Seed can also be presented to birds in the form of a ‘seed bell’ or millet spray – this more closely mimics the wild as the birds are required to make an effort to obtain their seed. Finches in particular love their millet sprays.
If I’m rearing birds what dietary requirements should I consider?
A special diet should be implemented before breeding season starts to stimulate adult birds into breeding condition. Calcium and other nutrients are stored in the female’s bones in preparation for egg laying. Access to extra nutrient stores is also important for mothers to rear healthy chicks.

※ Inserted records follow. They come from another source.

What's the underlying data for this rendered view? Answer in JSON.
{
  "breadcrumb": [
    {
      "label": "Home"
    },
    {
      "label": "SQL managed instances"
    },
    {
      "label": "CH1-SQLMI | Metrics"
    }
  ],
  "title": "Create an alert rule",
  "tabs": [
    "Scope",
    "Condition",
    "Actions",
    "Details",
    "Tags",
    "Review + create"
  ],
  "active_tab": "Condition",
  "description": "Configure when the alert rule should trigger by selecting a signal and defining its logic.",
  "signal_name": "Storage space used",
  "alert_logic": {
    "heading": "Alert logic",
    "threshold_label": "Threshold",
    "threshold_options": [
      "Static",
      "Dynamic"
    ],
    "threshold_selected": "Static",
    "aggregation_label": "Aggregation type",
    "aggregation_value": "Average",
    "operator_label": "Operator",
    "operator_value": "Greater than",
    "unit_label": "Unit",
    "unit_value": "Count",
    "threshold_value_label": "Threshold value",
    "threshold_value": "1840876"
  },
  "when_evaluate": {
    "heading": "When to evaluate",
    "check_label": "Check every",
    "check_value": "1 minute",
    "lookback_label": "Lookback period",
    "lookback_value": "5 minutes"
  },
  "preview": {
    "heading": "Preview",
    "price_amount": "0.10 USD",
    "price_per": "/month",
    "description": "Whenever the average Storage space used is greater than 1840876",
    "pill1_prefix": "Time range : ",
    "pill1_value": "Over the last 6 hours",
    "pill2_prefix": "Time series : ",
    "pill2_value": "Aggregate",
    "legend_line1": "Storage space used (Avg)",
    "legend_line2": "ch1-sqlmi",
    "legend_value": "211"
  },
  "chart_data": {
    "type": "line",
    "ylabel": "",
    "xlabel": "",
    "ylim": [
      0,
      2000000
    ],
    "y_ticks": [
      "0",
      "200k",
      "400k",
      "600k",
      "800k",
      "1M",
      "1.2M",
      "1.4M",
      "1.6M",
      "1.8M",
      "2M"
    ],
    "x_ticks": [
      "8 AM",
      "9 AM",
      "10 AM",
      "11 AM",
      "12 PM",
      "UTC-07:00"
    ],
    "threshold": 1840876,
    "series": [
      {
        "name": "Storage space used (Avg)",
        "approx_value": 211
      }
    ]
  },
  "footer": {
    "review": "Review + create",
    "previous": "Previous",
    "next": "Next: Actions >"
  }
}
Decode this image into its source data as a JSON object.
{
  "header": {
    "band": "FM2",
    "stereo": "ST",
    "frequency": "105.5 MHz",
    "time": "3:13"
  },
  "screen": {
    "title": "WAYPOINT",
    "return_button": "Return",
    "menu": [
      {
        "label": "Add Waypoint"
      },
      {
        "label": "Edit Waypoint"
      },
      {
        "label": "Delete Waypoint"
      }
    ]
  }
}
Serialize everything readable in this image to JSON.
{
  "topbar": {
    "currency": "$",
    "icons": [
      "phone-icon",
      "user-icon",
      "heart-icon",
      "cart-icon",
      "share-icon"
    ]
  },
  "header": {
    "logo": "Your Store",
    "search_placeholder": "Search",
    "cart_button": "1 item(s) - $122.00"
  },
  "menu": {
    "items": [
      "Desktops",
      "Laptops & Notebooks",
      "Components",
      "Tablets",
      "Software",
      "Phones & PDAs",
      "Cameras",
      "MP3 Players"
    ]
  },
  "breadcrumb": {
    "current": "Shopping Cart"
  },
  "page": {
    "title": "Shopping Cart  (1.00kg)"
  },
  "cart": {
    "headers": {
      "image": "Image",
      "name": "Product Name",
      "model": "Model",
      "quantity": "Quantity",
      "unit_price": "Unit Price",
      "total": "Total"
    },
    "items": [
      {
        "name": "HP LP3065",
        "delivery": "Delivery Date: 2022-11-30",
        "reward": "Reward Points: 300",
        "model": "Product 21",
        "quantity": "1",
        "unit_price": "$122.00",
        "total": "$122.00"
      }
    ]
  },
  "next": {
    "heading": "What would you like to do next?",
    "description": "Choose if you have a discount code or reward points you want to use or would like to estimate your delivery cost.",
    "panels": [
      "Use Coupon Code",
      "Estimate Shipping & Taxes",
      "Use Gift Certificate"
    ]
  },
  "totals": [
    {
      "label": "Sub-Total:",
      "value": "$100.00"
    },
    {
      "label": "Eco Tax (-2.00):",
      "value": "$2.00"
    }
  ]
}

Depending on the species you’ll need to supplement their diet with sprouted seed and calcium and live food. Be sure to check first as it can really vary here and the results can be dramatic (i.e. some smaller finch species simply won’t breed without the addition of live food or live food supplements).
As with any pet, raising birds isn’t so much a hobby as a lifestyle – an immensely rewarding one.
There’s a fantastic community of dedicated breeders who are ready to help out with great advice. There are exciting events nationwide to enjoy and participate in. And then there’s all the personality and beauty of those magnificent creatures that will come to share part of your home and all of your heart.
Parents also need a significant increase in water intake when rearing chicks. It’s thirsty work! So make sure that fresh and clean water is always available.